Für Deutschland ist alles drin

Den nächsten Schritt will er dann heute Abend im Finale machen. Um am Ende doch noch die begehrte Medaille zu ergattern, bedarf es aber einer weiteren Leistungssteigerung. Denn nicht nur die drei vor ihm platzierten Athleten, darunter der frischgebackene chinesische Olympiasieger über 400 Meter Freistil, Sun Yang, werden ihm das Leben schwer machen. Auch mit dem fünffachen amtierenden Weltmeister Lochte ist zu rechnen. Aber schreitet Biedermanns Verwandlung in diesem Maße fort, ist für den Deutschen alles drin.

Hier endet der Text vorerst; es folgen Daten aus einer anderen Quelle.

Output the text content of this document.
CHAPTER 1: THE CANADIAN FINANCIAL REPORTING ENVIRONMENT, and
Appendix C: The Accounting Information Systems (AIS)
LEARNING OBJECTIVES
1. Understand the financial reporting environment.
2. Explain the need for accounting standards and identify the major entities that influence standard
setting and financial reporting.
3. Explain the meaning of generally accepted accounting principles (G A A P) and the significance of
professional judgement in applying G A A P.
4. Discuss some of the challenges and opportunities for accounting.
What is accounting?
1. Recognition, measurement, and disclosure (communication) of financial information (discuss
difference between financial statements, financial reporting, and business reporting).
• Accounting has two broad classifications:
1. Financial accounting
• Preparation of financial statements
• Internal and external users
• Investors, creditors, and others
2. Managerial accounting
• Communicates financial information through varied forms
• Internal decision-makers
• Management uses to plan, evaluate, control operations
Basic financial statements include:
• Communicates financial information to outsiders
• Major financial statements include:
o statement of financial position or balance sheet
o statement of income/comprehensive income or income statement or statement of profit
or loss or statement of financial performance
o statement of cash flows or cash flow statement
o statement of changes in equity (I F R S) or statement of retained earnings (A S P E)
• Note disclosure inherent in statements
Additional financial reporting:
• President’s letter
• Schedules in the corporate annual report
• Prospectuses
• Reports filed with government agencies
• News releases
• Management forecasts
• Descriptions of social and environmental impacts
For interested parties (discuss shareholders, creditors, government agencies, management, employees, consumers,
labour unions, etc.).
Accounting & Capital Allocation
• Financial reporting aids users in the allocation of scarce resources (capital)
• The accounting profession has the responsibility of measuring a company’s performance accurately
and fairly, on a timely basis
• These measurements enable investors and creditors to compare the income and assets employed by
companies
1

Die Moral scheint noch intakt

In Biedermanns Kielwasser zeigte auch der Rest der deutschen Mannschaft eine ansprechende Leistung. Helge Meeuw erreichte als Siebter in 53,52 Sekunden das Final über 100 Meter Rücken und liegt damit voll im Soll. Auch die 4x100-Meter-Freistilstaffel der Männer mit Benjamin Starke, Markus Deibler, Christoph Fildebrandt und Marco di Carli erzielte mit Platz sechs im Finale ein vernünftiges Ergebnis.

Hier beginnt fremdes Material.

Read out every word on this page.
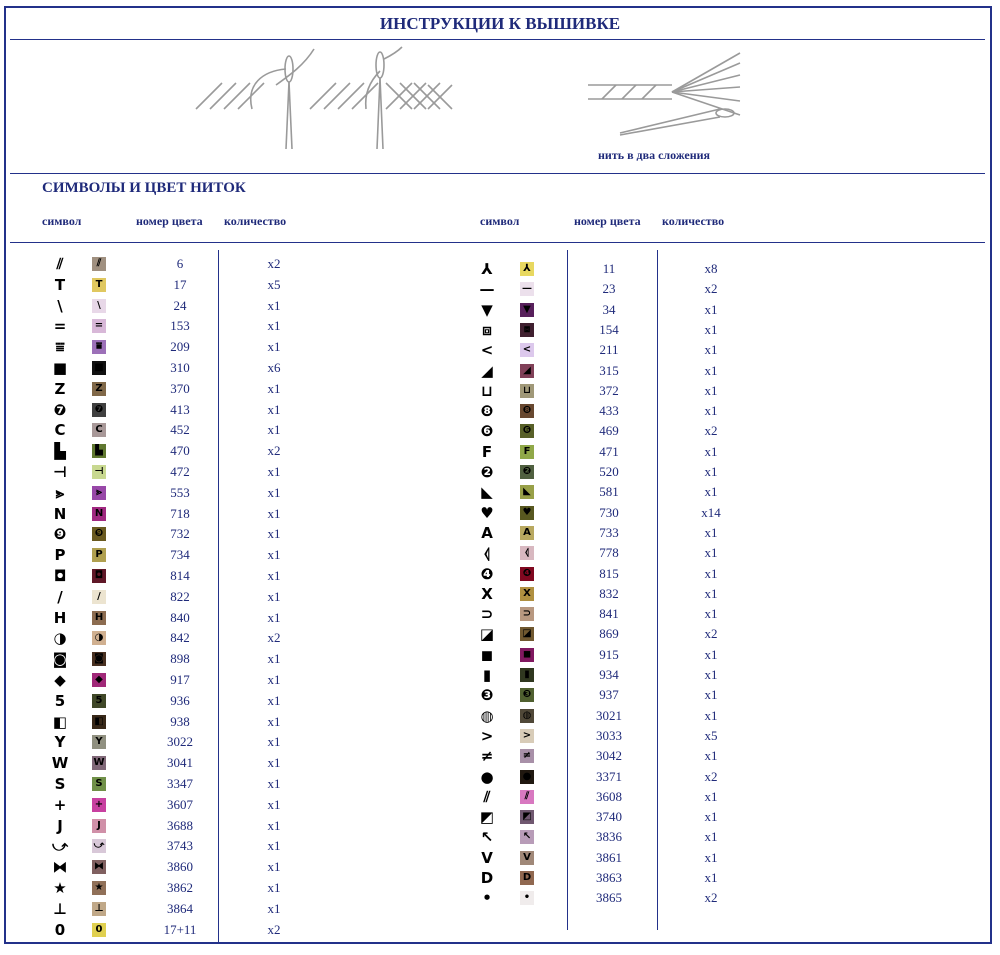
ИНСТРУКЦИИ К ВЫШИВКЕ
нить в два сложения
СИМВОЛЫ И ЦВЕТ НИТОК
символ	номер цвета количество	символ	номер цвета количество
⫽	⫽	6	x2
T	T	17	x5
\	\	24	x1
=	=	153	x1
⩸	⩸	209	x1
■	■	310	x6
Z	Z	370	x1
❼	❼	413	x1
C	C	452	x1
▙	▙	470	x2
⊣	⊣	472	x1
⪢	⪢	553	x1
N	N	718	x1
❾	❾	732	x1
P	P	734	x1
◘	◘	814	x1
/	/	822	x1
H	H	840	x1
◑	◑	842	x2
◙	◙	898	x1
◆	◆	917	x1
5	5	936	x1
◧	◧	938	x1
Y	Y	3022	x1
W	W	3041	x1
S	S	3347	x1
+	+	3607	x1
J	J	3688	x1
⤻	⤻	3743	x1
⧓	⧓	3860	x1
★	★	3862	x1
⊥	⊥	3864	x1
0	0	17+11	x2
⅄	⅄	11	x8
—	—	23	x2
▼	▼	34	x1
⧈	⧈	154	x1
<	<	211	x1
◢	◢	315	x1
⊔	⊔	372	x1
❽	❽	433	x1
❻	❻	469	x2
F	F	471	x1
❷	❷	520	x1
◣	◣	581	x1
♥	♥	730	x14
A	A	733	x1
⦉	⦉	778	x1
❹	❹	815	x1
X	X	832	x1
⊃	⊃	841	x1
◪	◪	869	x2
◼	◼	915	x1
▮	▮	934	x1
❸	❸	937	x1
◍	◍	3021	x1
>	>	3033	x5
≠	≠	3042	x1
●	●	3371	x2
⫽	⫽	3608	x1
◩	◩	3740	x1
↖	↖	3836	x1
V	V	3861	x1
D	D	3863	x1
•	•	3865	x2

Die Moral beim deutschen Team scheint also noch intakt zu sein. Und wer weiß, vielleicht mischen sich bei diesen olympischen Spielen ja doch noch die Klänge der deutschen Hymne unter den frenetischen Jubel der Fans im Aquatics Centre. Das wäre zumindest eine gelungene Entschädigung für die qualvollen ersten Stunden der Schwimmwettkämpfe.